The point to note here is that the window and shelf are all painted to match the wall which means no distractions from the things on the shelf – and if you have open shelves then I’m going to assume you are filling them with beautiful things – or from the view out of the window. Yes you could have painted both of them dark to match the cupboards but the overall effect would have been more disjointed and bitty. Far better to leave it like this and add a disrupter colour in the form of a yellow fruit bowl or cobalt blue vase on the shelf.
Another image that inspired the current house renovation or rather, the image that summed up what I had been trying to tell the joiner for months until last week when we decided it would block the space too much. These are old shutters in the designer Charlotte Boundy’s house. I have spent months looking for something similar to divide the front half of the sitting room from the back before conceding that the size I needed would mean they would have to be made to measure. I had just found the person to do it (expensive) when we decided that because of the architecture of the room – the doorway is angled – it would make the entrance feel pinched so we have decided against it. I have, instead, had another idea. One which I will be putting to the joiner as you read this post. I’m not sure he’s going to like it but it’s cheaper and easier than 3m wide folding shutters. I will, of course, keep you posted.
Finally, while we’re on the subject of inspiration a couple of images from last summer’s visit to the Wow House at Chelsea which many of you found a terrifying onslaught of colour and pattern when I wrote about it.
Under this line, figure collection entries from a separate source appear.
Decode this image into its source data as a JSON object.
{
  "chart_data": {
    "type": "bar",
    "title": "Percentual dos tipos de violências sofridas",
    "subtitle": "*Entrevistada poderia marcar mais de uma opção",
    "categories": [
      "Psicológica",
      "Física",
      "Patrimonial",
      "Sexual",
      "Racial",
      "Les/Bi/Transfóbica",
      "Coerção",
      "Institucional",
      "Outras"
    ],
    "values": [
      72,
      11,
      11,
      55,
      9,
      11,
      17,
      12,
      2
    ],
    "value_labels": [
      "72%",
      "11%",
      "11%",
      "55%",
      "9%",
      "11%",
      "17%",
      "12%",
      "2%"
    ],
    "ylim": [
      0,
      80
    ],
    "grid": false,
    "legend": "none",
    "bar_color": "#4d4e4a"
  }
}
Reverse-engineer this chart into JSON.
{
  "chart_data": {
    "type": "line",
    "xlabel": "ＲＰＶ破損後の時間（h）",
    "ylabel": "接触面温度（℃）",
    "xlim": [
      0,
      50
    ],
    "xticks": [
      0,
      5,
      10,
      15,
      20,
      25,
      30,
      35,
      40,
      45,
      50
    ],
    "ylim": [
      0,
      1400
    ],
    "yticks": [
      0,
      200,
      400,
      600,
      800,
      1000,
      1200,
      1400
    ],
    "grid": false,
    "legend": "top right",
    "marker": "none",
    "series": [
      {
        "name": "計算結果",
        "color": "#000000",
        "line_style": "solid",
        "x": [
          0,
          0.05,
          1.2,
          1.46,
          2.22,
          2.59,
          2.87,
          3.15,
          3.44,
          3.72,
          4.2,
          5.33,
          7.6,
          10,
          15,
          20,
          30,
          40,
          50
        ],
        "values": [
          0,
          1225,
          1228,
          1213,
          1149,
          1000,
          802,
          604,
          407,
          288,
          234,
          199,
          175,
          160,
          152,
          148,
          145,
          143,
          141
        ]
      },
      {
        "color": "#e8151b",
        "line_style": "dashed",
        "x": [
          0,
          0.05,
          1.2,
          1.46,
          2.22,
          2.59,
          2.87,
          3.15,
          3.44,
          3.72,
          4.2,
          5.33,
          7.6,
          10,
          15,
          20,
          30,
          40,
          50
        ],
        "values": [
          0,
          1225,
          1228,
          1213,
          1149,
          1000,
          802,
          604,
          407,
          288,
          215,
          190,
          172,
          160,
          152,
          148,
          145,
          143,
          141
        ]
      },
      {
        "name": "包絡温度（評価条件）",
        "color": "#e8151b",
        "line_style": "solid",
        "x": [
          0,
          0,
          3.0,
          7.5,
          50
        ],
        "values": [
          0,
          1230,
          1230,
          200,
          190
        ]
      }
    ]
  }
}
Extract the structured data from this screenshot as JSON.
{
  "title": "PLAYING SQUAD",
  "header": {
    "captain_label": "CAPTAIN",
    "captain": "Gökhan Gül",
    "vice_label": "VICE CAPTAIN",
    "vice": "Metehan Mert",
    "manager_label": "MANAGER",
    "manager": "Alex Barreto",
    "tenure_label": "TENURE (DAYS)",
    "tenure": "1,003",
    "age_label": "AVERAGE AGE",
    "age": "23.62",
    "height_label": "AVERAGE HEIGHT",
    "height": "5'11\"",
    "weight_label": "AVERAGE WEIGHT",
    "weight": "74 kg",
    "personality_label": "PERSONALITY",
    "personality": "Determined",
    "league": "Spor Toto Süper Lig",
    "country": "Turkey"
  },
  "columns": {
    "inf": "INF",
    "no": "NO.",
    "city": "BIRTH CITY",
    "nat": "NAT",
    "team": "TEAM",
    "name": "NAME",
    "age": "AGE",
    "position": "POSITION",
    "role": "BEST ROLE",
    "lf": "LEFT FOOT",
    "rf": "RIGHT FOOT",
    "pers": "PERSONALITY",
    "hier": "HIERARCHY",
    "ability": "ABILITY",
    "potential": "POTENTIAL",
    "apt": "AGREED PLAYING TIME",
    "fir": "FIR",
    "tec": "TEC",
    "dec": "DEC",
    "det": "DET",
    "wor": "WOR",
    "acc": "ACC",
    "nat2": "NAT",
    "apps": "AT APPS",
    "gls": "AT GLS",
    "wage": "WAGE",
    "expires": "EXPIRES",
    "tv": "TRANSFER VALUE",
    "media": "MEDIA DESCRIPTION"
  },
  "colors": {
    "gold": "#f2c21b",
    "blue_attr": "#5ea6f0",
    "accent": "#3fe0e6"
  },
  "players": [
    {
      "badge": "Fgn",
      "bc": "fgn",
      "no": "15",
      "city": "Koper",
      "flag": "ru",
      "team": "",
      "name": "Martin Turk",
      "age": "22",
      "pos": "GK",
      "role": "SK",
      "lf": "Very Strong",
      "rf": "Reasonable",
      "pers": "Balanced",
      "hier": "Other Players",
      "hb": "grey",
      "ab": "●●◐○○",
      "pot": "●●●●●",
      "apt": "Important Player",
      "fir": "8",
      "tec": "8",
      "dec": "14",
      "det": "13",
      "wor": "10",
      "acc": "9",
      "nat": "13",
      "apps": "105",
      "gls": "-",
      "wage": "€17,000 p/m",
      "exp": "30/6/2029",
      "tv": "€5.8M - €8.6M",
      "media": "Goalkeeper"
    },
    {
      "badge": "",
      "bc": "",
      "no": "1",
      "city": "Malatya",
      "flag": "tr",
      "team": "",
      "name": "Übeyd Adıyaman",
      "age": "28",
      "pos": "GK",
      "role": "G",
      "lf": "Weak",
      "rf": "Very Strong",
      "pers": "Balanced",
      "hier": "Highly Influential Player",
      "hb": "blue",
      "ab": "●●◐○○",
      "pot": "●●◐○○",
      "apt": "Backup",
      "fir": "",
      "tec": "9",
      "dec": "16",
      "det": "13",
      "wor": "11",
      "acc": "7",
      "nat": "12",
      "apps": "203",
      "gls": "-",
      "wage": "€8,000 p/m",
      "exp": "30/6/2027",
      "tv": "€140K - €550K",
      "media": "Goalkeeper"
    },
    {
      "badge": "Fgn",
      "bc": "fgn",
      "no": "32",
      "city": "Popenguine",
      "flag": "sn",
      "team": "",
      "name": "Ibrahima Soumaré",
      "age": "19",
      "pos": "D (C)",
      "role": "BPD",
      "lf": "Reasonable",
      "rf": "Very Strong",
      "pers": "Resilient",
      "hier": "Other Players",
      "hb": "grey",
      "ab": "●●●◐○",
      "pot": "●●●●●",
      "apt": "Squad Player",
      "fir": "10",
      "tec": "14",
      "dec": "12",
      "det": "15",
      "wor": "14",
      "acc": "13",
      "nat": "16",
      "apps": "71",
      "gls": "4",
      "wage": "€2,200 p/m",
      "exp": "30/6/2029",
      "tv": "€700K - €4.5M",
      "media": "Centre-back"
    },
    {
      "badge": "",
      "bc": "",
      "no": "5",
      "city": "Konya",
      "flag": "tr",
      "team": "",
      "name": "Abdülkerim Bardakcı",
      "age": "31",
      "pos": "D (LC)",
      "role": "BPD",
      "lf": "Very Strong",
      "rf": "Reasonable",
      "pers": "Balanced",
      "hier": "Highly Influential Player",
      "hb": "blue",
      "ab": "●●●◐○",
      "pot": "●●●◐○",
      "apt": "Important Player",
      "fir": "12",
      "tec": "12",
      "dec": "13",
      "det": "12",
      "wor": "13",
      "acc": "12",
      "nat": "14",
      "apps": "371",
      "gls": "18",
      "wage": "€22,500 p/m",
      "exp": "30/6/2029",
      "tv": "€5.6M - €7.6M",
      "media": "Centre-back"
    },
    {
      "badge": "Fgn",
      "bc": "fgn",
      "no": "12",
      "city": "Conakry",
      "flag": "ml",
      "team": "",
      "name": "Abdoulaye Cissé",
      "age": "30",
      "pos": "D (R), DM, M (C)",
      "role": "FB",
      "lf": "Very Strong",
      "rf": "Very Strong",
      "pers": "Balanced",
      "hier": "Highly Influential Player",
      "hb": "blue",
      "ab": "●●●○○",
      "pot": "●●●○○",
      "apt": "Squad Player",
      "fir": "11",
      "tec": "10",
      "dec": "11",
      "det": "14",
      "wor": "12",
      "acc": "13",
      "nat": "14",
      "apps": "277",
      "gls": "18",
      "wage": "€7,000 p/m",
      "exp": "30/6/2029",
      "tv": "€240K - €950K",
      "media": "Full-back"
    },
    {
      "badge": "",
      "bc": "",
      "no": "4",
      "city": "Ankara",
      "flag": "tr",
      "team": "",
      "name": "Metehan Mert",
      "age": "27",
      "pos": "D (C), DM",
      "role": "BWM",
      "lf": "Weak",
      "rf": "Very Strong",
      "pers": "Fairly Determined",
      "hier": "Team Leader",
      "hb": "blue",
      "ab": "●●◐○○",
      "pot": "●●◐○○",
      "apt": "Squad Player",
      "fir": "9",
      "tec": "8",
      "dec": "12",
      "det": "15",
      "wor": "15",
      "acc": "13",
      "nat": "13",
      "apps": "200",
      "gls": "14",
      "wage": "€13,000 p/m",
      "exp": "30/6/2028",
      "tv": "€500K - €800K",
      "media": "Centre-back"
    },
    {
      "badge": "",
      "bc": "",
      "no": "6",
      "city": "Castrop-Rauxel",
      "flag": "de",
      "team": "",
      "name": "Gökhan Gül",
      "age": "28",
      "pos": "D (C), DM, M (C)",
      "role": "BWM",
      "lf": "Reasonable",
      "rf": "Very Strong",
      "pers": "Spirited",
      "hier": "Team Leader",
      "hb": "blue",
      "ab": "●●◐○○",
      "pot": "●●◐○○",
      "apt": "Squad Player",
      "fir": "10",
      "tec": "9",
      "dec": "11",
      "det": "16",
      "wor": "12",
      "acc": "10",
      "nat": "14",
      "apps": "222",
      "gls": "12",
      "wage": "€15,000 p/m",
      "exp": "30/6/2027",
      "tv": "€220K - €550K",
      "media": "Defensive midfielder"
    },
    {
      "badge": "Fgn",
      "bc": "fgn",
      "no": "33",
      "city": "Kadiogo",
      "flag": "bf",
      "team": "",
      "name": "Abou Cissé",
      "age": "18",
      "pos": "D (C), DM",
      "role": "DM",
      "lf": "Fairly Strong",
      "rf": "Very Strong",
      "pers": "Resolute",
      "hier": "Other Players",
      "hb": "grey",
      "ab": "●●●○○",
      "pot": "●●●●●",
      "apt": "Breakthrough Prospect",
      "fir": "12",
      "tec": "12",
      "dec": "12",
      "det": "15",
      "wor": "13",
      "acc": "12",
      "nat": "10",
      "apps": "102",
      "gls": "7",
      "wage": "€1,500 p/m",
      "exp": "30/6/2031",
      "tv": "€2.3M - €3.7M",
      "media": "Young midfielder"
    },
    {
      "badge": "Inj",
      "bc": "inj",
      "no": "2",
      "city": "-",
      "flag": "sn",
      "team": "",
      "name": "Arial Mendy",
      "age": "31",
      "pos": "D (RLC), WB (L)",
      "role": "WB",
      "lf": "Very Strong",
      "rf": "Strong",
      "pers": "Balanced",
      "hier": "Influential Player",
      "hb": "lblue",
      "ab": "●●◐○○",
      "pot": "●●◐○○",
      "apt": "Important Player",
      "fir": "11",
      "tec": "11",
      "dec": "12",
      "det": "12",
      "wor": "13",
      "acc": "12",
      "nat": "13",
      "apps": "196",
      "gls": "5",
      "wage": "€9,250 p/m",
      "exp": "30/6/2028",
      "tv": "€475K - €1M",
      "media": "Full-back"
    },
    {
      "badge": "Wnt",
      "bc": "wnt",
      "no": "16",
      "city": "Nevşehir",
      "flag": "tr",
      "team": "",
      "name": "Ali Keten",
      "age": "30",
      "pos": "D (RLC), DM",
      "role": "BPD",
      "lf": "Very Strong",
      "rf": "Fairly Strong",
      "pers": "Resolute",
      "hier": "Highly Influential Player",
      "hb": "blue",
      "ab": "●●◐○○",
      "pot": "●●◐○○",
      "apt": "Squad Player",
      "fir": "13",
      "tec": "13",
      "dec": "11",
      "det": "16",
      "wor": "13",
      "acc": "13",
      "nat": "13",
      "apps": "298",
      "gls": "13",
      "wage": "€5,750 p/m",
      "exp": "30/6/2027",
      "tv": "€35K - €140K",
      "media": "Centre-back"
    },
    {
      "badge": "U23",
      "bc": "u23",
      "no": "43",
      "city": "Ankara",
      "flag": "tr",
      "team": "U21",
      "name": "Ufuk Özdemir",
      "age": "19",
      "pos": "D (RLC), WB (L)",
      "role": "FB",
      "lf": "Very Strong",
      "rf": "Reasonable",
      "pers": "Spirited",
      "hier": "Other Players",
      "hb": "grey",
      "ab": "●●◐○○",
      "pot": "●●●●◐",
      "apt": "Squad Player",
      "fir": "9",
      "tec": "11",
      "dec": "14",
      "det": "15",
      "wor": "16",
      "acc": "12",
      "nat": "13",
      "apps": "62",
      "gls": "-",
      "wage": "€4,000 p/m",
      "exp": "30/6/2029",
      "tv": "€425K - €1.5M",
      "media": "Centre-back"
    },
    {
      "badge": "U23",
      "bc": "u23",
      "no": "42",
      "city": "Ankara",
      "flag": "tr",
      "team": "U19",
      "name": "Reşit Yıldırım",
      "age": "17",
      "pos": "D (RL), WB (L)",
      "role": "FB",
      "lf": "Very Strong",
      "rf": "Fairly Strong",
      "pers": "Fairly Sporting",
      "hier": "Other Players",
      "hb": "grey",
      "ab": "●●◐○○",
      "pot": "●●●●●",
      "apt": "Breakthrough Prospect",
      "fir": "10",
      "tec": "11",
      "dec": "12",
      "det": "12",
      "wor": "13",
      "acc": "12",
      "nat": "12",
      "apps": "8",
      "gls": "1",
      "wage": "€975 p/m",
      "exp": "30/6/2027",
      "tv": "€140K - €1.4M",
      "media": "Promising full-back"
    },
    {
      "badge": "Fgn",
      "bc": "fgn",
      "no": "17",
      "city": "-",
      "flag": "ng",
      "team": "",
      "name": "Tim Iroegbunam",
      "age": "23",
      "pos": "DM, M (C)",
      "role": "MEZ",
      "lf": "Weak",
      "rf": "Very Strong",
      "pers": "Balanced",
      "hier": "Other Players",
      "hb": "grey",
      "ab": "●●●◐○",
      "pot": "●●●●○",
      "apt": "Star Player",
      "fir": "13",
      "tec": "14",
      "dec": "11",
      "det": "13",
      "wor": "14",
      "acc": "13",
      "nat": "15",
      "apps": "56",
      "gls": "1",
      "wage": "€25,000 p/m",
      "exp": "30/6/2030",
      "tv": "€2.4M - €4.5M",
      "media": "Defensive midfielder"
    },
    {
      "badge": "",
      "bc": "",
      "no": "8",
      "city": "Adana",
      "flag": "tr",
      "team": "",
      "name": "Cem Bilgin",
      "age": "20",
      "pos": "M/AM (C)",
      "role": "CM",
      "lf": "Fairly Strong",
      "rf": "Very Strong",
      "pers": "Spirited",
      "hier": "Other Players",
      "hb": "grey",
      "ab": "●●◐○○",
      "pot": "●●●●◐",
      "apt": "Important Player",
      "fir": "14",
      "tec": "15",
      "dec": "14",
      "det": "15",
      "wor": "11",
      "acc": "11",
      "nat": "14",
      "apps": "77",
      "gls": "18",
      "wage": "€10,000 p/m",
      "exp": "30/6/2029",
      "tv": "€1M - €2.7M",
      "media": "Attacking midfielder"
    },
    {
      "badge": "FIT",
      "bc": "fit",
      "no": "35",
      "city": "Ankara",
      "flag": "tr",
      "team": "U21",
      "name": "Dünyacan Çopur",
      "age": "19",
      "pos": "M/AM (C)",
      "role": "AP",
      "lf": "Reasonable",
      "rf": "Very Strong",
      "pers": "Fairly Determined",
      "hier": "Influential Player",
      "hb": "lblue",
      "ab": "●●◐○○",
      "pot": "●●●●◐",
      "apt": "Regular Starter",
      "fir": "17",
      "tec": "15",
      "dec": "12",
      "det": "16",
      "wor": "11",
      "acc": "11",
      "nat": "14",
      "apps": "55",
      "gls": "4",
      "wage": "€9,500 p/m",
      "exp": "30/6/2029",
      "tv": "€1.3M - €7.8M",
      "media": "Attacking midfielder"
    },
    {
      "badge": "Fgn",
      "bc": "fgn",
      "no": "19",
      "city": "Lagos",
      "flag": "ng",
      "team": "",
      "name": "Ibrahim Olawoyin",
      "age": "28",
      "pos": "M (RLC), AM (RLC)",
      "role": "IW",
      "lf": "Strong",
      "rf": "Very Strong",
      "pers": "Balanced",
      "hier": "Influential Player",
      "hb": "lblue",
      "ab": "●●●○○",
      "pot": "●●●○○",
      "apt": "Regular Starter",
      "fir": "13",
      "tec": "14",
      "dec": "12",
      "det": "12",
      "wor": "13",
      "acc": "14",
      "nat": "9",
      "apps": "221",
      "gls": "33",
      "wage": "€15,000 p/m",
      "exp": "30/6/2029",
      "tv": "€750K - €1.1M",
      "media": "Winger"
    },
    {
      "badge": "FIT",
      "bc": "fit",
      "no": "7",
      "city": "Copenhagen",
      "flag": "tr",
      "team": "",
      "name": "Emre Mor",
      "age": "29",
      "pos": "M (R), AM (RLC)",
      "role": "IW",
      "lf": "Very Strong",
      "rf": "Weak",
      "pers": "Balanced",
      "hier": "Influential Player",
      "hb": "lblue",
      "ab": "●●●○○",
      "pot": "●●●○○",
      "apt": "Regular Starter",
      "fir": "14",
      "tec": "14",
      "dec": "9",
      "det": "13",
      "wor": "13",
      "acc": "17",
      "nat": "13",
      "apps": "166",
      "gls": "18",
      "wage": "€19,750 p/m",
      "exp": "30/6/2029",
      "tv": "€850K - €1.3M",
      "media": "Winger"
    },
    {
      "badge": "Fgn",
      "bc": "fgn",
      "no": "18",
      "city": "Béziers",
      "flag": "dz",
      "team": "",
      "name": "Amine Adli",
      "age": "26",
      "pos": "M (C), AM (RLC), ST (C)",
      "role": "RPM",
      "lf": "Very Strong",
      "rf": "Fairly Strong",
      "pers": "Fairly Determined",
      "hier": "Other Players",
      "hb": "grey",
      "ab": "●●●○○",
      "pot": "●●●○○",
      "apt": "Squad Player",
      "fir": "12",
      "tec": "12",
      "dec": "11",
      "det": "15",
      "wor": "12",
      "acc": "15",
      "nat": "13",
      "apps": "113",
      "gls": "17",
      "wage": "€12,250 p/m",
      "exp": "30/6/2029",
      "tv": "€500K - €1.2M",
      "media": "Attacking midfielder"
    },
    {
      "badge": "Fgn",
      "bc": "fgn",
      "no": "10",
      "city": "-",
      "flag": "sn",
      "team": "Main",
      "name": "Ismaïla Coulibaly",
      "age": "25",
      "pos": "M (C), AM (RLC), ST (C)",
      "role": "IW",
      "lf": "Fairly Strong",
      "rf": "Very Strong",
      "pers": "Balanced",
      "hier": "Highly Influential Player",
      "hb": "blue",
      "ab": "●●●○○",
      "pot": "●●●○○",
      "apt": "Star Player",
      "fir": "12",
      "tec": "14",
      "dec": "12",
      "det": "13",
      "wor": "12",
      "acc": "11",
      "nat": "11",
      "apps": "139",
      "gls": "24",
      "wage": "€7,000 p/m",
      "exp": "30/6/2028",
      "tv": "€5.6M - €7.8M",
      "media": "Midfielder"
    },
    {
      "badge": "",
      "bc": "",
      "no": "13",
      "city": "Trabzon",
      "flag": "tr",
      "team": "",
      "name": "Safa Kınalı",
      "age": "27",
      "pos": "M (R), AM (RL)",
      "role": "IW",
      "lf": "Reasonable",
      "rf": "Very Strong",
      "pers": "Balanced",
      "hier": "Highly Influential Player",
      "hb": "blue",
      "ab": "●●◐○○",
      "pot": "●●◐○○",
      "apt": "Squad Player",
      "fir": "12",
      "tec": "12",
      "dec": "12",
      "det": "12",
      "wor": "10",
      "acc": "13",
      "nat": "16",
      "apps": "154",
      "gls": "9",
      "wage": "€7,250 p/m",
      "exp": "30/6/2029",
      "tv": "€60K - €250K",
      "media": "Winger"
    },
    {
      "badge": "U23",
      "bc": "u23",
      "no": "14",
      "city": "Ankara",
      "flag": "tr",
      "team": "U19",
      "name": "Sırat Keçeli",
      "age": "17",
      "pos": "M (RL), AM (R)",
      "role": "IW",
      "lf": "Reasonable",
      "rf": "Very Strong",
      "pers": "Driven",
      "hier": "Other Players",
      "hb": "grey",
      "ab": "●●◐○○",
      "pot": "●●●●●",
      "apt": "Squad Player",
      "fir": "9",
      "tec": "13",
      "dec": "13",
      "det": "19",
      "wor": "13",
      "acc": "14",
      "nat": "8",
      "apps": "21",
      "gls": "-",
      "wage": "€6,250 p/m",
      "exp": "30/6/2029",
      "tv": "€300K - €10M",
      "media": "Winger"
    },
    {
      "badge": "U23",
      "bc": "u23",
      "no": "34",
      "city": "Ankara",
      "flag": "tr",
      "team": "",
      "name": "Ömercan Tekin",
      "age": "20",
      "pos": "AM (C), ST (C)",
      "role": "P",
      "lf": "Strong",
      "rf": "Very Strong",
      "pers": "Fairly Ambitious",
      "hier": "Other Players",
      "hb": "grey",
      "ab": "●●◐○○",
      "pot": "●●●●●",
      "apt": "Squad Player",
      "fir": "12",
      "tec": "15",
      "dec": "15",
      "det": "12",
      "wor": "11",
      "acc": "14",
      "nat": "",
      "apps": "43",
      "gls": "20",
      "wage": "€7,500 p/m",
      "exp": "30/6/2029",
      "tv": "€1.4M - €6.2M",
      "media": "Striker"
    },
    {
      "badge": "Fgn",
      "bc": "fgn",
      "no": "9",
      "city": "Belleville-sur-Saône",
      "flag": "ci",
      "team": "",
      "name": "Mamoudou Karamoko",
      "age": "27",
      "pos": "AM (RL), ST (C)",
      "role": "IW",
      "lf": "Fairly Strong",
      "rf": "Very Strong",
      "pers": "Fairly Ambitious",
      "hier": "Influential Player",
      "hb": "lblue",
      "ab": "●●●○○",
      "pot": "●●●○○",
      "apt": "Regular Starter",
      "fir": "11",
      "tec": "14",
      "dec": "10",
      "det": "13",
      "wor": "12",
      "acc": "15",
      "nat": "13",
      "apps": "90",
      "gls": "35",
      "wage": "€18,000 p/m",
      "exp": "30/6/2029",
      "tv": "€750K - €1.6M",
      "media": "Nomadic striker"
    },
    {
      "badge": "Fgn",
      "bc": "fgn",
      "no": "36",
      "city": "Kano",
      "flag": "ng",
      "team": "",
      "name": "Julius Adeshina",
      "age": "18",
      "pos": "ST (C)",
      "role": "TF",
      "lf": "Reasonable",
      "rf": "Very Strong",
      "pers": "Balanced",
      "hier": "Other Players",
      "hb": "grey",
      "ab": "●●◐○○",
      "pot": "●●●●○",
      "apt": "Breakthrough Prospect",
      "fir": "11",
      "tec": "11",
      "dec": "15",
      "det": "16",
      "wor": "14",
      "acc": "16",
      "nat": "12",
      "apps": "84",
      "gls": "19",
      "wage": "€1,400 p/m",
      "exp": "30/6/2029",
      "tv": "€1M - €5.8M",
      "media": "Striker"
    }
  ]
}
It was, needed full on, but it was also designed to show you a lot of product at once. I have been marinating on these two images and while I’m not having a four poster bed or any canopies, the thing I took away from this room by the designer Joanne Plant was the sisal flooring, which will be installed in our bedroom next week. I like the rather utilitarian flooring contrasting with the layers of fabric and colour and, if you have been following, you will know that I have also added wallpaper to our bedroom.
And, this bedroom, by Morris and Co, inspired me to add wallpaper to the bathroom which starts next week. Not this wallpaper, sadly this design – Bamboo – only comes in fabric, but a different William Morris design. This house, unlike the last one which was a tall London town house, is more of a terrace worker’s cottage and the interior design will reflect that.
I hope these rooms and musings give you some ideas and inspiration for your own.